We would suggest bi-annual scans
or
You have a new brain tumour, brain stem, inoperable... Gammer knife
or
Kidney cancer
or
Something I haven't yet realised is shit
And I catch my face in the side mirror in a changing room and I feel I look sad, the clothes I'm trying on just don't make me look good and I give up. Just for a few minutes. I relent and feel utterly depressed. I regret everything. I wish everything I have chosen is different.
Then I snap back, I go and look for school skirts for my little girl and wander back to the other shop to meet my in-laws and carry on.
Sunday, July 15, 2018
My London
I'm in my London. My London smells, it's crowded and busy, it's got lots of people, it's got fashion and noise. It's got money, poverty. It's got tubes and buses and cabs. It's got cafes, restaurants, pubs and hospitals. It's got family and friends. It's got parks and schools.
It is my London and it's home.
My London knows me and looks after me. I have love all around me, the familiarity is like a blanket on a chilly night. It gives me confidence and freedom and I love it.
I had my scan, I spent that time thinking how lucky I am. My nurse made sure I had a scan. Not in my first hospital but my other one. I was asked the list of questions, I answered them confidently, reminded them of the contrasting fluid. I asked for a blanket.
The next day I went to my hospital for bloods and I was greeted in the ward by my first name. We caught up then too. We agreed the new health secretary looked like he was going to be a big a arse hole as the last one.
That bits now done.
Sunday, July 08, 2018
As we travel home
I've experienced a decent range of emotions about coming home. My time in Malawi is in no way over and it was a reluctant choice to travel back this long holiday.
Already the wealthy world is all around me as I sit enjoying 'free' WiFi in a luxury lounge we've paid for so we can feel more comfortable for the over night airport stay.
I'm drinking and reading and I'm relaxing.
Just a short while ago I was negotiating when to sort out the best time to wash, we juggle this around when Escom is giving us power or not.
I was only just leaving jobs for our house keeper.
I was just a teacher and now, now I think I'm a holiday maker.
Now I'm...
Going home to those I truly love and miss. Unable to fit them all in (humble brag.)
Going to my other heart, Tottenham and my old heart, Gorleston-on-sea. Leaving this new heart, the warm heart of Africa.
I'll have my scan. I'll wait to know, happily distracted by the sense of déjà vu I'll no doubt experience.
I'll tell the same stories over and over again.

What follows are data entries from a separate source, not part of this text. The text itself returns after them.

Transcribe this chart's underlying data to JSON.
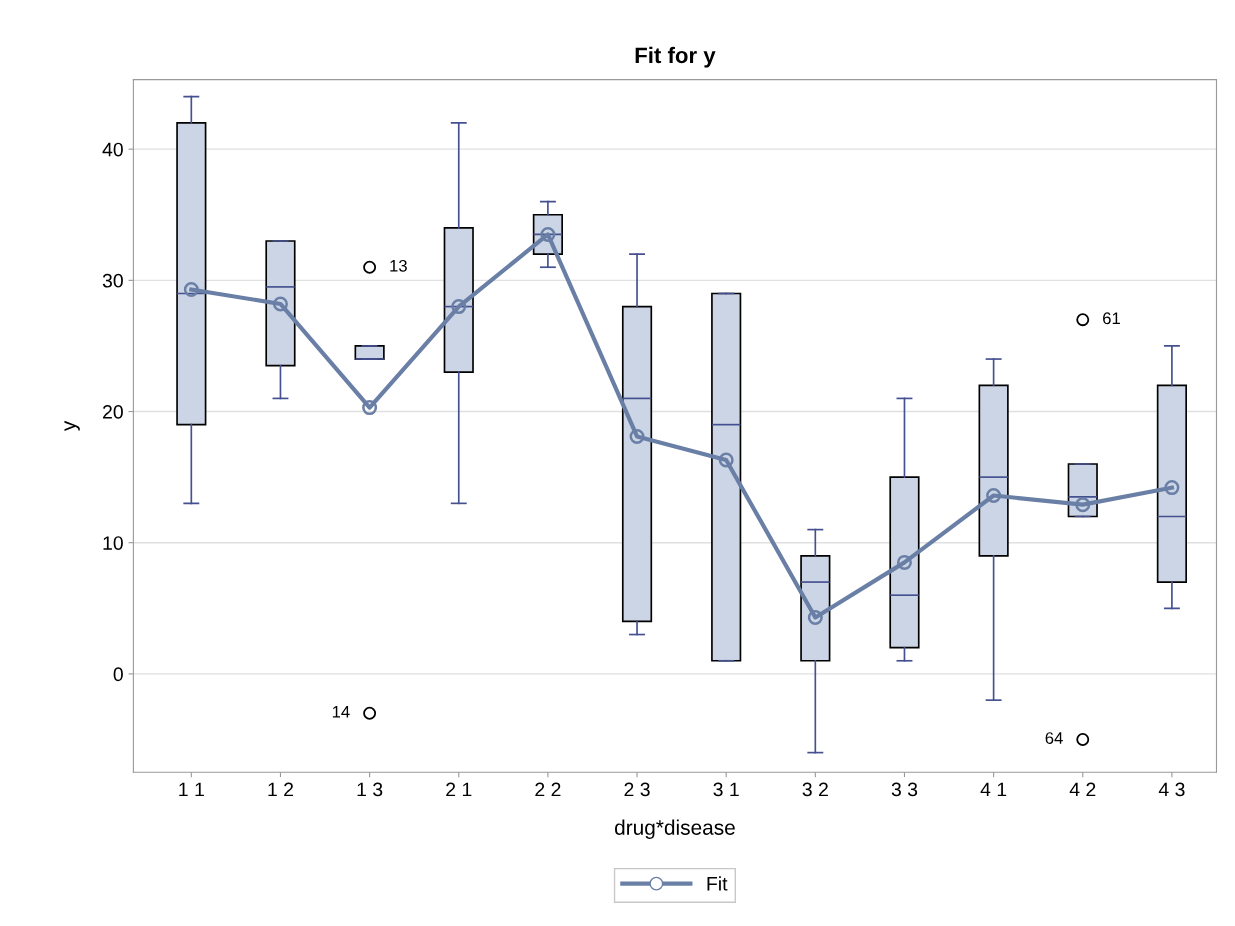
{
  "chart_data": {
    "type": "box",
    "title": "Fit for y",
    "xlabel": "drug*disease",
    "ylabel": "y",
    "categories": [
      "1 1",
      "1 2",
      "1 3",
      "2 1",
      "2 2",
      "2 3",
      "3 1",
      "3 2",
      "3 3",
      "4 1",
      "4 2",
      "4 3"
    ],
    "boxes": [
      {
        "low": 13,
        "q1": 19,
        "median": 29,
        "q3": 42,
        "high": 44
      },
      {
        "low": 21,
        "q1": 23.5,
        "median": 29.5,
        "q3": 33,
        "high": 33
      },
      {
        "low": 24,
        "q1": 24,
        "median": 24,
        "q3": 25,
        "high": 25,
        "outliers": [
          31,
          -3
        ]
      },
      {
        "low": 13,
        "q1": 23,
        "median": 28,
        "q3": 34,
        "high": 42
      },
      {
        "low": 31,
        "q1": 32,
        "median": 33.5,
        "q3": 35,
        "high": 36
      },
      {
        "low": 3,
        "q1": 4,
        "median": 21,
        "q3": 28,
        "high": 32
      },
      {
        "low": 1,
        "q1": 1,
        "median": 19,
        "q3": 29,
        "high": 29
      },
      {
        "low": -6,
        "q1": 1,
        "median": 7,
        "q3": 9,
        "high": 11
      },
      {
        "low": 1,
        "q1": 2,
        "median": 6,
        "q3": 15,
        "high": 21
      },
      {
        "low": -2,
        "q1": 9,
        "median": 15,
        "q3": 22,
        "high": 24
      },
      {
        "low": 12,
        "q1": 12,
        "median": 13.5,
        "q3": 16,
        "high": 16,
        "outliers": [
          27,
          -5
        ]
      },
      {
        "low": 5,
        "q1": 7,
        "median": 12,
        "q3": 22,
        "high": 25
      }
    ],
    "color": "#cbd5e5",
    "series": [
      {
        "name": "Fit",
        "type": "line",
        "color": "#6a7fa6",
        "values": [
          29.3,
          28.2,
          20.3,
          28.0,
          33.5,
          18.1,
          16.3,
          4.3,
          8.5,
          13.6,
          12.9,
          14.2
        ]
      }
    ],
    "marker": "circle",
    "ylim": [
      -7.5,
      45.3
    ],
    "yticks": [
      0,
      10,
      20,
      30,
      40
    ],
    "grid": "y",
    "legend": "bottom",
    "annotations": [
      "13",
      "14",
      "61",
      "64"
    ]
  }
}
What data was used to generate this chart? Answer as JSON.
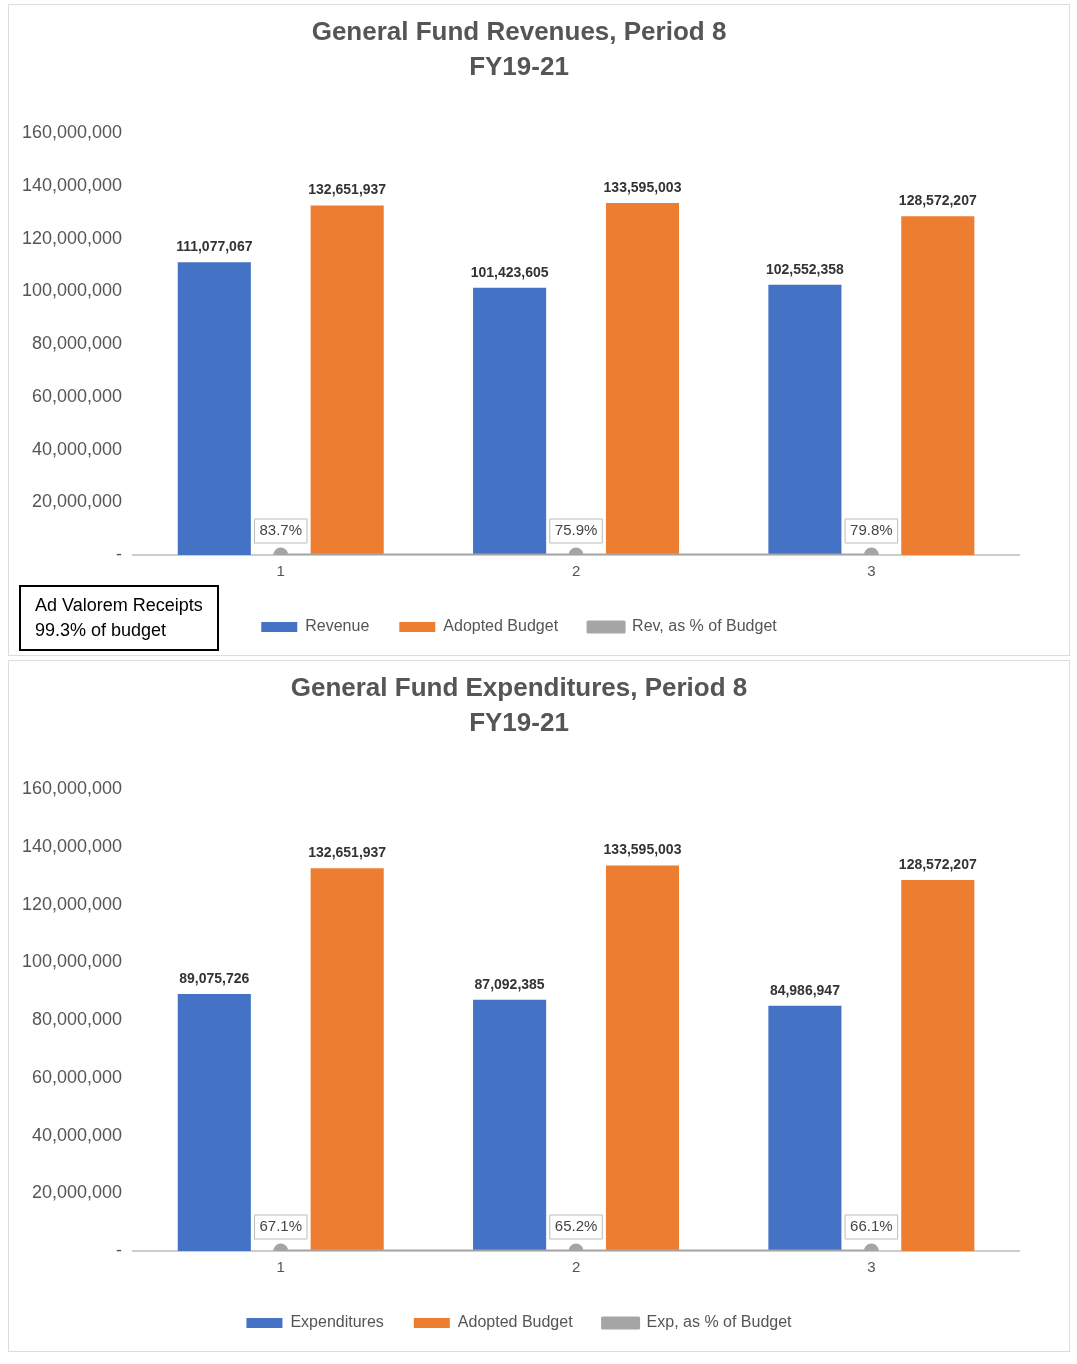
{
  "chart_data": [
    {
      "type": "bar",
      "title": "General Fund Revenues, Period 8",
      "subtitle": "FY19-21",
      "categories": [
        "1",
        "2",
        "3"
      ],
      "series": [
        {
          "name": "Revenue",
          "color": "#4472c4",
          "values": [
            111077067,
            101423605,
            102552358
          ],
          "value_labels": [
            "111,077,067",
            "101,423,605",
            "102,552,358"
          ]
        },
        {
          "name": "Adopted Budget",
          "color": "#ed7d31",
          "values": [
            132651937,
            133595003,
            128572207
          ],
          "value_labels": [
            "132,651,937",
            "133,595,003",
            "128,572,207"
          ]
        },
        {
          "name": "Rev, as % of Budget",
          "type": "line",
          "color": "#a5a5a5",
          "values": [
            83.7,
            75.9,
            79.8
          ],
          "value_labels": [
            "83.7%",
            "75.9%",
            "79.8%"
          ]
        }
      ],
      "ylim": [
        0,
        160000000
      ],
      "yticks": [
        {
          "value": 0,
          "label": "-"
        },
        {
          "value": 20000000,
          "label": "20,000,000"
        },
        {
          "value": 40000000,
          "label": "40,000,000"
        },
        {
          "value": 60000000,
          "label": "60,000,000"
        },
        {
          "value": 80000000,
          "label": "80,000,000"
        },
        {
          "value": 100000000,
          "label": "100,000,000"
        },
        {
          "value": 120000000,
          "label": "120,000,000"
        },
        {
          "value": 140000000,
          "label": "140,000,000"
        },
        {
          "value": 160000000,
          "label": "160,000,000"
        }
      ],
      "grid": false,
      "legend": "bottom",
      "marker": "circle",
      "annotations": [
        "Ad Valorem Receipts\n99.3% of budget"
      ]
    },
    {
      "type": "bar",
      "title": "General Fund Expenditures, Period 8",
      "subtitle": "FY19-21",
      "categories": [
        "1",
        "2",
        "3"
      ],
      "series": [
        {
          "name": "Expenditures",
          "color": "#4472c4",
          "values": [
            89075726,
            87092385,
            84986947
          ],
          "value_labels": [
            "89,075,726",
            "87,092,385",
            "84,986,947"
          ]
        },
        {
          "name": "Adopted Budget",
          "color": "#ed7d31",
          "values": [
            132651937,
            133595003,
            128572207
          ],
          "value_labels": [
            "132,651,937",
            "133,595,003",
            "128,572,207"
          ]
        },
        {
          "name": "Exp, as % of Budget",
          "type": "line",
          "color": "#a5a5a5",
          "values": [
            67.1,
            65.2,
            66.1
          ],
          "value_labels": [
            "67.1%",
            "65.2%",
            "66.1%"
          ]
        }
      ],
      "ylim": [
        0,
        160000000
      ],
      "yticks": [
        {
          "value": 0,
          "label": "-"
        },
        {
          "value": 20000000,
          "label": "20,000,000"
        },
        {
          "value": 40000000,
          "label": "40,000,000"
        },
        {
          "value": 60000000,
          "label": "60,000,000"
        },
        {
          "value": 80000000,
          "label": "80,000,000"
        },
        {
          "value": 100000000,
          "label": "100,000,000"
        },
        {
          "value": 120000000,
          "label": "120,000,000"
        },
        {
          "value": 140000000,
          "label": "140,000,000"
        },
        {
          "value": 160000000,
          "label": "160,000,000"
        }
      ],
      "grid": false,
      "legend": "bottom",
      "marker": "circle"
    }
  ]
}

And then I'll come back the way we've came and hope I still love it and still feel like I belong.
Thursday, July 05, 2018
Ssshh, don't tell my mum
It turns out the medical insurance I had was not fit for purpose.
Having filled in the form for a much 'better' one, I'm still not insured in a way that makes me feel safe.
I'm covered for everything but my condition. So where does that leave me?
Still better off than almost every one I know with this shit burger of a disease.
Update:
Getting a slightly better deal.
Sunday, July 01, 2018
The simple pleasures in life
This morning I am content and happy. I'm in bed, a lie in, reading, blogging and drinking a cup of tea that my husband just brought me. He's going to make pancakes.
My wonderful daughter is with her friend, they had a sleep over.
I'm going to drive up a mountain later and have lunch with my friend.
A wonderful friend back home just offered to do a beautifully kind thing.
I'm still not feeling the need to get up
If VHL has taught me anything it is to relish these moments. Notice them and be glad. I'm a privilege and lucky woman.
I travel back to the UK in a week. The buzz of London will fill my soul and no doubt I'll quickly re-ajust.
But I'm ready now. I need to stop worrying about it and be ready to enjoy that. How unbelievably lucky I am to even get to feel anxious about a return trip. I've had a word with myself and I'm going to look forward to it.